3. Use System Messages
For persistent instructions, use the system parameter instead of repeating instructions in user messages:
message = client.messages.create(
model="claude-sonnet-4-5",
max_tokens=1024,
system="You are a helpful assistant that always responds in JSON format.",
messages=[
{"role": "user", "content": "List three planets."}
]
)
4. Streaming for Responsiveness
For real-time applications, use streaming to show partial responses as they're generated:
with client.messages.stream(
model="claude-sonnet-4-5",
max_tokens=1024,
messages=[{"role": "user", "content": "Tell me a story"}]
) as stream:
for text in stream.text_stream:
print(text, end="", flush=True)
Conclusion
The Messages API is the foundation for building with Claude. By mastering basic requests, multi-turn conversations, prefill, and vision capabilities, you can create sophisticated AI applications. Remember that the API is stateless—you control the context—and always handle stop reasons appropriately for robust applications.
Key Takeaways
- Stateless design: You must send the full conversation history with every request, giving you complete control over context.
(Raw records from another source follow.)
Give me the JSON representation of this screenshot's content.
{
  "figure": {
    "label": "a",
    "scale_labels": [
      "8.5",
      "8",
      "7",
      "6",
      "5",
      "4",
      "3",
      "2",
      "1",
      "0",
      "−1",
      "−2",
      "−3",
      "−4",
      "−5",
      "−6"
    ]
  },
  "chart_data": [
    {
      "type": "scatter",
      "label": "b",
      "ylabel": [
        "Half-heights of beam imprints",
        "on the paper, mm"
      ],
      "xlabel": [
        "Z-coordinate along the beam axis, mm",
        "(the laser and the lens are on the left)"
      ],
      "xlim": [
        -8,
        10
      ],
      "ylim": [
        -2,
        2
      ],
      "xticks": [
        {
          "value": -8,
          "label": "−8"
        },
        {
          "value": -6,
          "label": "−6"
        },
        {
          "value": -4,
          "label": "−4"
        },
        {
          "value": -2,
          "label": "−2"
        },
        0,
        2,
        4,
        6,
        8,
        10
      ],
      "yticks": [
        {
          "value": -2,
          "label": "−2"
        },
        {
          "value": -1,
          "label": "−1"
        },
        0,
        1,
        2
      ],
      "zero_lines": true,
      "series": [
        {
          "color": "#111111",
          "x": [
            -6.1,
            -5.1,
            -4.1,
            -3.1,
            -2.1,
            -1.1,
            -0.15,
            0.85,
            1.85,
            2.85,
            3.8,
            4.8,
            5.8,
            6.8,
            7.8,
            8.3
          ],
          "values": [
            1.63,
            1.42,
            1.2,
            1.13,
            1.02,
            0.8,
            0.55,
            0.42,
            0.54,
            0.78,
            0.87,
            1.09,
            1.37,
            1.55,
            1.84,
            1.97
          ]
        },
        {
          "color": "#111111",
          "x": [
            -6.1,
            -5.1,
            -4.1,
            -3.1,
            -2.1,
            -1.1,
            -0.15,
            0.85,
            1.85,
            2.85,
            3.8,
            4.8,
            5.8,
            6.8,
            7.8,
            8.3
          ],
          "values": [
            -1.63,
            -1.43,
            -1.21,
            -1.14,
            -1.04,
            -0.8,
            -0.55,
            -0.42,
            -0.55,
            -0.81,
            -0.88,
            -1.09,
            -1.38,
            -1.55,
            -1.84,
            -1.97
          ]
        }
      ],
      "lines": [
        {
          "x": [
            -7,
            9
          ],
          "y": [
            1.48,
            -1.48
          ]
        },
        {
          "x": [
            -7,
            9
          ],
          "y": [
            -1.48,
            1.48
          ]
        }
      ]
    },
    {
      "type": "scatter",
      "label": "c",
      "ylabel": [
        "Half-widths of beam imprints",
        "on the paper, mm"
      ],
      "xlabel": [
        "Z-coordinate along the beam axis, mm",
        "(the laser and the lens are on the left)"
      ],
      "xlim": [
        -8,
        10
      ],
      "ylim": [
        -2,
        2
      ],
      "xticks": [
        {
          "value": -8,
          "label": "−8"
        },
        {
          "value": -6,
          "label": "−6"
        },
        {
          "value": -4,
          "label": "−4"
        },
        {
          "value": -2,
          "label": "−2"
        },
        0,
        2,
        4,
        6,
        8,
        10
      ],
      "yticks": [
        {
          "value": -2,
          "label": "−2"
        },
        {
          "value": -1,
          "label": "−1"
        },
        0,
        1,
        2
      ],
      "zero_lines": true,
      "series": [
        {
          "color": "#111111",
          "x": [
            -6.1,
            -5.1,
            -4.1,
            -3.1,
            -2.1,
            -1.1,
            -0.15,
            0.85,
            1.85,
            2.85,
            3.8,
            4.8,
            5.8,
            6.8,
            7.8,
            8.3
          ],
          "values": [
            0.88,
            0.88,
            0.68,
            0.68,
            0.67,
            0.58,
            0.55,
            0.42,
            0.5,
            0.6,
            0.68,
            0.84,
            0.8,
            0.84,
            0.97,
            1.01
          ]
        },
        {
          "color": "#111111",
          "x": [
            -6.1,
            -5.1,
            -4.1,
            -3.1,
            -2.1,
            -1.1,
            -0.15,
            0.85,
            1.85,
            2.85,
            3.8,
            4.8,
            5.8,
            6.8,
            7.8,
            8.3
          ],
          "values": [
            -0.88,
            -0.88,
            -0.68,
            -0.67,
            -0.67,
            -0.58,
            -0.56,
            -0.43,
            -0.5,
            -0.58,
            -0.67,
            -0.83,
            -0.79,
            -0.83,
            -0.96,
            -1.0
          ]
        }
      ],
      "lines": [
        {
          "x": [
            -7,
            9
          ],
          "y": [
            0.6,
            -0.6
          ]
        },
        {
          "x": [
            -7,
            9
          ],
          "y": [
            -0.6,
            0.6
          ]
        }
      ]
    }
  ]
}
- Prefill shapes responses: Start Claude's response to enforce structure, but check model compatibility.
- Vision is built-in: Pass images as base64 or URLs for multimodal understanding.
- Handle stop reasons:
end_turn,max_tokens, andtool_useeach require different handling logic. - Stream for UX: Use streaming to improve perceived responsiveness in user-facing applications.